Sunday, June 26, 2011

Clerks

Admission: I didn’t pay a lot of attention to this movie. It is quite slow and completely driven by dialogue from an almost entirely drug-using, male cast; it was hard for me to relate much as a drug-free female. There were moments where I felt for the plight of the retail worker, but mostly I thought “glad I’m not this guy”. Plot, from what I could tell, read like this: guy gets called into work on his day off and then life sucks, sometimes because it’s life and sometimes because he makes it suck. And Kevin Smith doesn’t talk much.

Monday, June 20, 2011

Wristcutters: A Love Story

What if Hell is just like the world we already live in, but worse?
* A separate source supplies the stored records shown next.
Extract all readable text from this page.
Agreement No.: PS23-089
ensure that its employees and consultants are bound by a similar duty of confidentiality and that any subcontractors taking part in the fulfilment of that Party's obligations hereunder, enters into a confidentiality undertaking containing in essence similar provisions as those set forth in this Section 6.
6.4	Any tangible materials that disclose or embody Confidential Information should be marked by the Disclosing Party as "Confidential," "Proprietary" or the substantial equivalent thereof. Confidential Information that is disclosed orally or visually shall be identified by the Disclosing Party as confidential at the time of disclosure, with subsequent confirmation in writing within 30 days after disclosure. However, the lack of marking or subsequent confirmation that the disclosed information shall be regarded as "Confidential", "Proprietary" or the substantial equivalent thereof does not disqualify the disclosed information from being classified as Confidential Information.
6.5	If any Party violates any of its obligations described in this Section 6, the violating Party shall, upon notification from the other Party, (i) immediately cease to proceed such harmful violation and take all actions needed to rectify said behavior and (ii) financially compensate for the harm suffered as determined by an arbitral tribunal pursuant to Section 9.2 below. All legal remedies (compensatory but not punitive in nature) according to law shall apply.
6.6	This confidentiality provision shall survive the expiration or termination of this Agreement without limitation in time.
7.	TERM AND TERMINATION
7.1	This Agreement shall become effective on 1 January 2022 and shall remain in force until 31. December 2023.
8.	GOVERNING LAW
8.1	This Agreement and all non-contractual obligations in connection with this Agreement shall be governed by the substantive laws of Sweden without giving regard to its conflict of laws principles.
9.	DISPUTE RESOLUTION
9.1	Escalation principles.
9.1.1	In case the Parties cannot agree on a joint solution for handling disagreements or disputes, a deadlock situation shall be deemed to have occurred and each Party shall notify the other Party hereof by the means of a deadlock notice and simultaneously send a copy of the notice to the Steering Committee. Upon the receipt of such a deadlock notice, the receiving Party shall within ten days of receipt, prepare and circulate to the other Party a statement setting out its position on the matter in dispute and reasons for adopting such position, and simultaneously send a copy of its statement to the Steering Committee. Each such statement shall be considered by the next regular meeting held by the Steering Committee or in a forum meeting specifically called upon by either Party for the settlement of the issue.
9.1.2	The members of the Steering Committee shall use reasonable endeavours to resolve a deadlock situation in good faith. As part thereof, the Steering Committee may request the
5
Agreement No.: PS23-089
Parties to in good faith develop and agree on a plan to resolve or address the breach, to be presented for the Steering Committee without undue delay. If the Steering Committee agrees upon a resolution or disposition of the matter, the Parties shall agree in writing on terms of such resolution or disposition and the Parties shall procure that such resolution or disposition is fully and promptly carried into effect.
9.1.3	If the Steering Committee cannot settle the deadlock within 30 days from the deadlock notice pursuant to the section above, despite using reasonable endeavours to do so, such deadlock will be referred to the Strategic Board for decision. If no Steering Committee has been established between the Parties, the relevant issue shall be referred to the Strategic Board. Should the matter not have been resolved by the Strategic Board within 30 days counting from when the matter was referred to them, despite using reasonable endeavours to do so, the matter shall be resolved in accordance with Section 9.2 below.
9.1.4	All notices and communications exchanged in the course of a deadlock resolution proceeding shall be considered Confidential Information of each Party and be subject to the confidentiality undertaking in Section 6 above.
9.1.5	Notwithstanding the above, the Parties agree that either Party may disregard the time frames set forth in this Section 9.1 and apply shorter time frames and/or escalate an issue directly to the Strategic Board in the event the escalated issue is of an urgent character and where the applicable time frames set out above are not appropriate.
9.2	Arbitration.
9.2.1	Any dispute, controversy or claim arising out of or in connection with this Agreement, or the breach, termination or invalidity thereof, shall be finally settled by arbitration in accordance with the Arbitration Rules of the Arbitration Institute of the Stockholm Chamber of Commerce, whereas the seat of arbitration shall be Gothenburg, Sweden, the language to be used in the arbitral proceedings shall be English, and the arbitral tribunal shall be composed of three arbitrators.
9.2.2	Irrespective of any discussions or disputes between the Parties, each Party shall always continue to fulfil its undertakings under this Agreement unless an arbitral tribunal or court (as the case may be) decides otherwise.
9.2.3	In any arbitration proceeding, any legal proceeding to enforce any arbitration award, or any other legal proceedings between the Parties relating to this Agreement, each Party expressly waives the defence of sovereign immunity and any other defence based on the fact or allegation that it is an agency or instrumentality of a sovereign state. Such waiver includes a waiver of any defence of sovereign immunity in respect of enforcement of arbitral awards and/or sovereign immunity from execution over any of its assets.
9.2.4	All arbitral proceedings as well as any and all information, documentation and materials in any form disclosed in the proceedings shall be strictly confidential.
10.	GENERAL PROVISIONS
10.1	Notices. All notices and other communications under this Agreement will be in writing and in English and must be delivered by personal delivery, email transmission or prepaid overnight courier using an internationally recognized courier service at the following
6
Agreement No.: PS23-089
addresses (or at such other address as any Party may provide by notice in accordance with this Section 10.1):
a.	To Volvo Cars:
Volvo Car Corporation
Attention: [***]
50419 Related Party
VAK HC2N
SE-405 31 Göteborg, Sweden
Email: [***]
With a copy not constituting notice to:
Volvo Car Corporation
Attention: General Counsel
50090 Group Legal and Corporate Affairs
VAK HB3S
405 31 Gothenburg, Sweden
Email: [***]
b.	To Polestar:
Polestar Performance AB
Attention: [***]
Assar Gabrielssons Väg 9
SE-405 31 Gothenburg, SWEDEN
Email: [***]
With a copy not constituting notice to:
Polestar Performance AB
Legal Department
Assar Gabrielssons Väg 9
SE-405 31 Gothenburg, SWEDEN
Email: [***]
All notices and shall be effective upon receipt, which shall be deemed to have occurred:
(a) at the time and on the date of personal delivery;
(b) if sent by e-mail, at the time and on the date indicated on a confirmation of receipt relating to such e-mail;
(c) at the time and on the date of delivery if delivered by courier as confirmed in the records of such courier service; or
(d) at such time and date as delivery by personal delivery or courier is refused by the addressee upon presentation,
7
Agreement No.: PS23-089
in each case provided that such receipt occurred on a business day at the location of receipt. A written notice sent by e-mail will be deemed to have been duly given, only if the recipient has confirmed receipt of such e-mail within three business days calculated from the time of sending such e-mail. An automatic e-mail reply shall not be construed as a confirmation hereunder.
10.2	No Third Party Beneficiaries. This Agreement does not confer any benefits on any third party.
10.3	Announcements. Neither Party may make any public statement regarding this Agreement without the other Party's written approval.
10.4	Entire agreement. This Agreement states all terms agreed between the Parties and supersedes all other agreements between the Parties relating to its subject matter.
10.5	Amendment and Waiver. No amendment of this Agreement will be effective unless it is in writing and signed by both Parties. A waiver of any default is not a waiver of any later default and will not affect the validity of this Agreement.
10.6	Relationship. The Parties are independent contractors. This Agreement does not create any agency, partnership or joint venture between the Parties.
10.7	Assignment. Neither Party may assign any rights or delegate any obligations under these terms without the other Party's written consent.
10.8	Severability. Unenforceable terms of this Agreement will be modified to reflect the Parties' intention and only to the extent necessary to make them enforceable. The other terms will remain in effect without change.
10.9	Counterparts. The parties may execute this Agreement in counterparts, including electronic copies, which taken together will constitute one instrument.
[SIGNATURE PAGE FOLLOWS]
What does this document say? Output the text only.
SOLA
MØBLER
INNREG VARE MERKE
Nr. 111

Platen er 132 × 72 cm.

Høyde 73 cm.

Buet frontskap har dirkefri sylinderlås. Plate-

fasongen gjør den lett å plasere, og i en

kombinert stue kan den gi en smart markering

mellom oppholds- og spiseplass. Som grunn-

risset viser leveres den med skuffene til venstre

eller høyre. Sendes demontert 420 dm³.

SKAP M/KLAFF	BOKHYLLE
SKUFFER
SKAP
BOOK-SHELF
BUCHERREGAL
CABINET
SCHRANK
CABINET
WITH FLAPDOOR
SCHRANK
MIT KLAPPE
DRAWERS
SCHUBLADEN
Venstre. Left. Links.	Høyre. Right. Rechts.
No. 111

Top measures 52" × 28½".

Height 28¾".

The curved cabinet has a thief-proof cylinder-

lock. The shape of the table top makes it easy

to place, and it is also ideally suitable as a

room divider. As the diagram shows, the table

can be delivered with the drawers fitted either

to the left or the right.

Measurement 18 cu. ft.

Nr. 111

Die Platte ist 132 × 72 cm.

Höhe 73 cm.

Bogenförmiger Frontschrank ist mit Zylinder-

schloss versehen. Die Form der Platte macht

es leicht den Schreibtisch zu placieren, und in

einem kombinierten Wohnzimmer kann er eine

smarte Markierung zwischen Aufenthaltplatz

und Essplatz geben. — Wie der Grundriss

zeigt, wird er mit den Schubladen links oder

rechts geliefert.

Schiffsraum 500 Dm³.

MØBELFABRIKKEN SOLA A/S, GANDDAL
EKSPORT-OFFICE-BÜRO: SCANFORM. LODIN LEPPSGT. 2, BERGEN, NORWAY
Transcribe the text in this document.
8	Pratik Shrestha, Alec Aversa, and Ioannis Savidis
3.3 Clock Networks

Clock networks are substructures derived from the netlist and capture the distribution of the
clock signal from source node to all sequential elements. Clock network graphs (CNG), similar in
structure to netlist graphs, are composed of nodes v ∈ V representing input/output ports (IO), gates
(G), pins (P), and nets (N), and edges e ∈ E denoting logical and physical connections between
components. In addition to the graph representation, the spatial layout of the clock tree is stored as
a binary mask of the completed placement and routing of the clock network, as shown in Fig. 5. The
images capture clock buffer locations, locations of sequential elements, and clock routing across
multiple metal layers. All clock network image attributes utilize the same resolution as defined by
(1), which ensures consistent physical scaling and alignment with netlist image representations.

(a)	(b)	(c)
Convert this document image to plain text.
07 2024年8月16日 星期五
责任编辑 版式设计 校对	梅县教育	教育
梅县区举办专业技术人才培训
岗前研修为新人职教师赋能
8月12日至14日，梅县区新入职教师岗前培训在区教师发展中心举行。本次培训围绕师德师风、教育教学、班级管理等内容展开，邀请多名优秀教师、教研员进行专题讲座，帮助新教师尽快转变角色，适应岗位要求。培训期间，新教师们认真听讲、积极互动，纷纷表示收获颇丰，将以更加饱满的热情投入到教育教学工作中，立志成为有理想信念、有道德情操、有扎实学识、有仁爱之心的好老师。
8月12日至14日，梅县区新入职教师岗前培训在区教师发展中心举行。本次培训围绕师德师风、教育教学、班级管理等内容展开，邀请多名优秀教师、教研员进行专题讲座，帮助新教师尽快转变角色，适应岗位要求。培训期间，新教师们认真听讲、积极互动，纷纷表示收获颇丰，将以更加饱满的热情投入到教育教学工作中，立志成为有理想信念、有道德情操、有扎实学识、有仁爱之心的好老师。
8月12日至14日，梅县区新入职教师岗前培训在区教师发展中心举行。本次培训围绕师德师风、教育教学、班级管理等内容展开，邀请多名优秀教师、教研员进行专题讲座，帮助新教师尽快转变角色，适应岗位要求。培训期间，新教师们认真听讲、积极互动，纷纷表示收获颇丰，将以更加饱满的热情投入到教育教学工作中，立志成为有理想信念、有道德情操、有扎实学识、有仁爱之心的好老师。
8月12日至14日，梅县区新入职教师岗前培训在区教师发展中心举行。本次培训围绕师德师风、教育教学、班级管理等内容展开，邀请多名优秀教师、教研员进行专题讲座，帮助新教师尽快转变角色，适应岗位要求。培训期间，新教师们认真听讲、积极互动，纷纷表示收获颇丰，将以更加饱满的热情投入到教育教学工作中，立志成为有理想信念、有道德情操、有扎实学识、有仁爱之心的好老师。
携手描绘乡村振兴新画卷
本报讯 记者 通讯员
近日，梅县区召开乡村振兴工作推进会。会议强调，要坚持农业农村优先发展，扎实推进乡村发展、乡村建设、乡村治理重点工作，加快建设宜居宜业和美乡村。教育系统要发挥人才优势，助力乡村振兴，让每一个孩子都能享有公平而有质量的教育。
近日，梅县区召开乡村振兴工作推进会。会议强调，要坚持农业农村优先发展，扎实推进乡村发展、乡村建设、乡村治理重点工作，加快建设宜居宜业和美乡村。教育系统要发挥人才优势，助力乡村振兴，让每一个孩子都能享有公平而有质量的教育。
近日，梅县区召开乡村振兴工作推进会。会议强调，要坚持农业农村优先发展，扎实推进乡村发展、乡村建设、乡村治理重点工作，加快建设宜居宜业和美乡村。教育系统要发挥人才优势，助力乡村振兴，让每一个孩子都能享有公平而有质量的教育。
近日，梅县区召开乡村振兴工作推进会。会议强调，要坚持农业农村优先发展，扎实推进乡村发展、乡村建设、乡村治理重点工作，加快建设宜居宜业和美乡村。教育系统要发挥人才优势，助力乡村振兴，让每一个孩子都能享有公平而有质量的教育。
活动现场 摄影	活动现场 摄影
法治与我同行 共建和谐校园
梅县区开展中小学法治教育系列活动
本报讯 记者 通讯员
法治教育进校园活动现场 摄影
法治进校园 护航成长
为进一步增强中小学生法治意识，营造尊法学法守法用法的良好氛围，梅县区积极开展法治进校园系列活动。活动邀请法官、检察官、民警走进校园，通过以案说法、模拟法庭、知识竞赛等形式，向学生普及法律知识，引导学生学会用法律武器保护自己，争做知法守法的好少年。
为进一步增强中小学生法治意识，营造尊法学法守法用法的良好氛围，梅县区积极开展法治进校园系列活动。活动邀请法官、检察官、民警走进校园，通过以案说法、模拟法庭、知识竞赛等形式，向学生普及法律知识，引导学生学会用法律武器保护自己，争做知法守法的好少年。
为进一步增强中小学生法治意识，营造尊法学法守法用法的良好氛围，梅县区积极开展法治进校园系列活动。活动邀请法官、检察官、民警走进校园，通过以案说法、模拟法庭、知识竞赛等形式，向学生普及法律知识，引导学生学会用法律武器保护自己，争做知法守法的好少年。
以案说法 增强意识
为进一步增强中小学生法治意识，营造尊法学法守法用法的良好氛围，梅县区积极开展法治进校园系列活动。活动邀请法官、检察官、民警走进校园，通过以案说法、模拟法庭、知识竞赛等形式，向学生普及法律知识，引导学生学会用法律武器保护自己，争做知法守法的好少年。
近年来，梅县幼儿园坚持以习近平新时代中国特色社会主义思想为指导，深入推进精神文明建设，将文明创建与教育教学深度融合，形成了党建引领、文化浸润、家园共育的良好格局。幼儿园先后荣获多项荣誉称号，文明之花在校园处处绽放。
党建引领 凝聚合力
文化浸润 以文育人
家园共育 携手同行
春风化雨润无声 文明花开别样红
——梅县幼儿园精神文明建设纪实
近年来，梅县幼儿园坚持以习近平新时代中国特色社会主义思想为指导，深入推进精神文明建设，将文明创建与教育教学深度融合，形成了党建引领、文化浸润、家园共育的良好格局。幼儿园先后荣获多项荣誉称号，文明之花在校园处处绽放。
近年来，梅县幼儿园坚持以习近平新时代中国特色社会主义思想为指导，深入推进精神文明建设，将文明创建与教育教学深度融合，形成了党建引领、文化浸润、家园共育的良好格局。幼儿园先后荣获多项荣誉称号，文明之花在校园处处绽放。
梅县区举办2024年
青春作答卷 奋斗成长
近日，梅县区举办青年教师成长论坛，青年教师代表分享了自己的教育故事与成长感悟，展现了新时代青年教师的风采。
That is the concept behind Wristcutters – everyone who ends their life ends up in Hell together which is surprisingly similar to the world they just left. Zia, a young guy who decides to off himself because his girlfriend dumped him, meets a girl and struggles with his feelings for both his ex and this new dead chick. Overall, it’s an interesting concept but pretty depressing when you realize every person hated their life so much they decided suicide was a fabulous idea. Happy, happy, joy, joy.

Sunday, June 19, 2011

Me and Orson Welles

I’ll admit, at first I was slightly ashamed to watch a movie with Zac Efron, but I gave it a try anyway. The movie is about a young actor who earns a part in Orson Welles’ production of Julius Caesar. To me, the best parts of the film were Christian McKay’s performance as prick director/actor, Welles, and the interpretation of Shakespeare’s work. In fact, I could have done with just seeing Welles’ 94 minute production of Caesar and skipped the plot entirely. Alas, the mediocre story was there and, when coupled with Zac Efron, resulted in only an okay film.

Thursday, June 16, 2011

The Four-Faced Liar

Boy and girl move to NYC and live together. They’re anal-retentive and grossly perfect at times. Let’s call them Greg and Molly. Greg and Molly go to a bar and happen to meet another guy and two girls (not as exciting as it sounds, boys). This time, the boy (James) is dating Chloe and they seem to be less perfect and a bit more real. The other girl, Bridgette, is a lesbian and immediately has a crush on Molly. Shit ensues and we find out whether your relationship is perfect or real, it can all come crashing down. The end.

2012

Apparently the Mayans were right - the sun is going to take us out on 12-21-2012. Enter John Cusack and his family – the world starts crumbling and, despite all odds, they survive all sorts of crazy shit. You’ve only had two flying lessons? Sure you can dodge fire rocks shooting from the sky! You’ve been abandoned in China? A monk will give you a car ride and help save your life! If you want to be entertained by the destruction of practically the whole of humanity and suspend belief about what people can survive, this is the movie for you.

Super 8

A rag-tag group of boys is working on a zombie movie when, all of a sudden, they accidentally witness something they shouldn’t have – a massive train wreck. The next hour and a half is spent trying to understand what happened and help save first the girl, then the town from a Cloverfield-esque monster. Also, there are strained parent-child relationships and teenage friendships and love. Pretty much if you took two parts Goonies and one part Cloverfield, the resulting movie would be Super 8. Also, here’s a tip: the reasoning for the title is revealed during the credits, so don’t leave.

Reservoir Dogs

Have you seen a Quentin Tarantino movie before? If the answer if “yes”, then you probably don’t have to see this movie. There’s a gratuitous amount of profanity, blood and guys in suits, so pretty much like Pulp Fiction minus women and Samuel L. Jackson. Now, if you want an idea of the plot, here it goes – a bunch of guys are trying to steal some diamonds but the police show up and now the boys are trying to decide which of them is the mole. So, if you want a movie full of dialogue and blood – watch Reservoir Dogs!